Подали ужин. Я сел за стол в очень веселом настроении, но при свете свечи, которая стояла между нами, лицо дорогой моей возлюбленной показалось мне печальным. Ее грусть передалась и мне. Я заметил во взгляде ее, обращенном на меня, что-то необычное. Я не мог разобрать, была ли то любовь или сострадание, но чувство, выражавшееся в ее очах, казалось мне ласковым и томным. Я взирал на нее с не меньшим вниманием; и, может быть, ей было столь же трудно судить о состоянии моего сердца по моим взглядам. Мы не могли ни говорить, ни есть. Наконец слезы потекли из ее прекрасных очей — лживые слезы!
«О, боже! — вскричал я. — Вы плачете, дорогая Манон; вы расстроены до слез и не скажете мне ни слова о ваших печалях». Она ответила мне лишь глубокими вздохами, которые усилили мою тревогу. Трепеща, я встал с места; я заклинал ее со всем рвением любви моей открыть причину ее слез; отирая их, я плакал сам; я был ни жив ни мертв. Даже варвар был бы тронут искренностью моей скорби и моих опасений.
В то время как я весь был занят ею, я услышал шаги нескольких человек по лестнице. Легонько постучали в дверь. Манон быстро поцеловала меня и, выскользнув из моих объятий, бросилась в спальную, мгновенно заперев за собою дверь. Я вообразил, что, желая привести в порядок свое платье, она решила скрыться от посетителей, которые постучались. Я сам пошел им отворять.

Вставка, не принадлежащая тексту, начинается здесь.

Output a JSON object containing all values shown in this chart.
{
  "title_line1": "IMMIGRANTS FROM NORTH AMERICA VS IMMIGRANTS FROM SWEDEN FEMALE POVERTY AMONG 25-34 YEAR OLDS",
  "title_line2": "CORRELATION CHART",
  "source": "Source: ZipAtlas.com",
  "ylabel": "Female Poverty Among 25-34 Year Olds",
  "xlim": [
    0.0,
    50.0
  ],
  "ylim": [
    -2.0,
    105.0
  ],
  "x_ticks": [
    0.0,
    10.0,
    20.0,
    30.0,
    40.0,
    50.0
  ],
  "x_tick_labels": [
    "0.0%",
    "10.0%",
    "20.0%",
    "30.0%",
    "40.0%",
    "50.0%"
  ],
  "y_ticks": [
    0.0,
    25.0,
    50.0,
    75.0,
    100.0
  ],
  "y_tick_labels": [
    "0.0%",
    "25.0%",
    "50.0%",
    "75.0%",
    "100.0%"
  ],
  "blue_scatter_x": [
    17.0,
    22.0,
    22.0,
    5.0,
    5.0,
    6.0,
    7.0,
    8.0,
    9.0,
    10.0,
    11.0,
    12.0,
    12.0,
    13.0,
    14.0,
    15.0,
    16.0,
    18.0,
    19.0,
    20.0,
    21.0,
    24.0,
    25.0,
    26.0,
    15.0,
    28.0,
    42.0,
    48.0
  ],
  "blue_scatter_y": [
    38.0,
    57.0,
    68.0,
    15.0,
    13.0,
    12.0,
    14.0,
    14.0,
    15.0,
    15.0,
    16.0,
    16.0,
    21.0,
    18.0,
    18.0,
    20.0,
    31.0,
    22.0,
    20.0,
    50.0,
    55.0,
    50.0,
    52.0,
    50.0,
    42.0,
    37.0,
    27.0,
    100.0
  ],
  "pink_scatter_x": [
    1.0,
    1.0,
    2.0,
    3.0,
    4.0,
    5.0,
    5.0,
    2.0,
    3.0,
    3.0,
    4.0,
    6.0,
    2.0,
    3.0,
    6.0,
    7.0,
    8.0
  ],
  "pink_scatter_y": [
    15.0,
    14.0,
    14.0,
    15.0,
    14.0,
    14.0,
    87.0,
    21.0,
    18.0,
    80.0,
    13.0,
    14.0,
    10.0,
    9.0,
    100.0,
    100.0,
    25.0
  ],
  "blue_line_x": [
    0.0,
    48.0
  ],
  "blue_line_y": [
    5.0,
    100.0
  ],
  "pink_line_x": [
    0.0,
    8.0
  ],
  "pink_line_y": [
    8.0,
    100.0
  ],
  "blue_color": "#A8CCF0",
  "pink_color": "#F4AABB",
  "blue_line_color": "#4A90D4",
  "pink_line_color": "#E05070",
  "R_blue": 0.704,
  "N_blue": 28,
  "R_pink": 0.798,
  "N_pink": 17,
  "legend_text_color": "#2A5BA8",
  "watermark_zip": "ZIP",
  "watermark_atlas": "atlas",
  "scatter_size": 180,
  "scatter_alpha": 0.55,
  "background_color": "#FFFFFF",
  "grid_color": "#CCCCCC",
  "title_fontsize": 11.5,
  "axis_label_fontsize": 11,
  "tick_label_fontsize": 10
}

Не успел я отворить дверь, как был схвачен тремя мужчинами, в коих признал лакеев моего отца. Они не применили ко мне насилия; но, пока двое из них держали меня за руки, третий обыскал мои карманы и вынул из них небольшой нож, единственное оружие, бывшее при мне. Принося мне извинения за столь невежливое со мною обхождение, они разъяснили, что действуют по приказу моего отца и что мой старший брат ожидает меня внизу в карете. Я был так поражен, что без сопротивления и без возражений позволил себя проводить к нему. Брат, действительно, дожидался меня. Меня посадили в карету рядом с ним, и кучер, как ему было приказано, тут же погнал лошадей в Сен-Дени. Брат нежно обнял меня, но не проронил ни слова; таким образом, я обладал полным досугом, чтобы предаться мыслям о злой судьбе своей.
Сперва я был до того озадачен, что ни одно предположение не приходило мне в голову. Меня жестоко предали, но кто же? Тиберж первый пришел мне на ум. «Изменник! — говорил я. — Ты поплатишься жизнью, если подозрения мои справедливы». Между тем я рассудил, что он не был осведомлен о месте моего убежища и, следовательно, не от него могли узнать о нем. Я не смел запятнать свое сердце обвинением Манон. Та чрезвычайная скорбь, которою, казалось мне, она была подавлена, ее слезы, нежный поцелуй, с которым она убежала, представлялись мне немалой загадкой; но я был склонен объяснять это как бы предчувствием нашей общей беды; сокрушаясь и ропща на злой рок, оторвавший меня от нее, я наивно воображал, что она заслуживает еще более сожалений, нежели я сам.
После долгих раздумий я пришел к убеждению, что меня узнал на парижских улицах кто-нибудь из знакомых, который и сообщил о том моему отцу. Мысль эта меня утешила. Я рассчитывал отделаться суровыми упреками, пусть даже каким-нибудь наказанием, которые мне следовало выдержать во имя родительского авторитета. Я решил терпеливо все перенести и обещать все, чего от меня потребуют, дабы как можно скорее вернуться в Париж и вновь наслаждаться счастливой жизнью со своей дорогой Манон.
Спустя немного времени мы прибыли в Сен-Дени. Брат, удивленный моим молчанием, приписал его страху. Он стал утешать меня, уверяя, что мне нечего бояться суровости отца, ежели только я проникнусь сознанием своего долга и оправдаю любовь, которую отец питает ко мне. В Сен-Дени брат решил остаться на ночлег и предусмотрительно положил спать всех трех лакеев в моей комнате.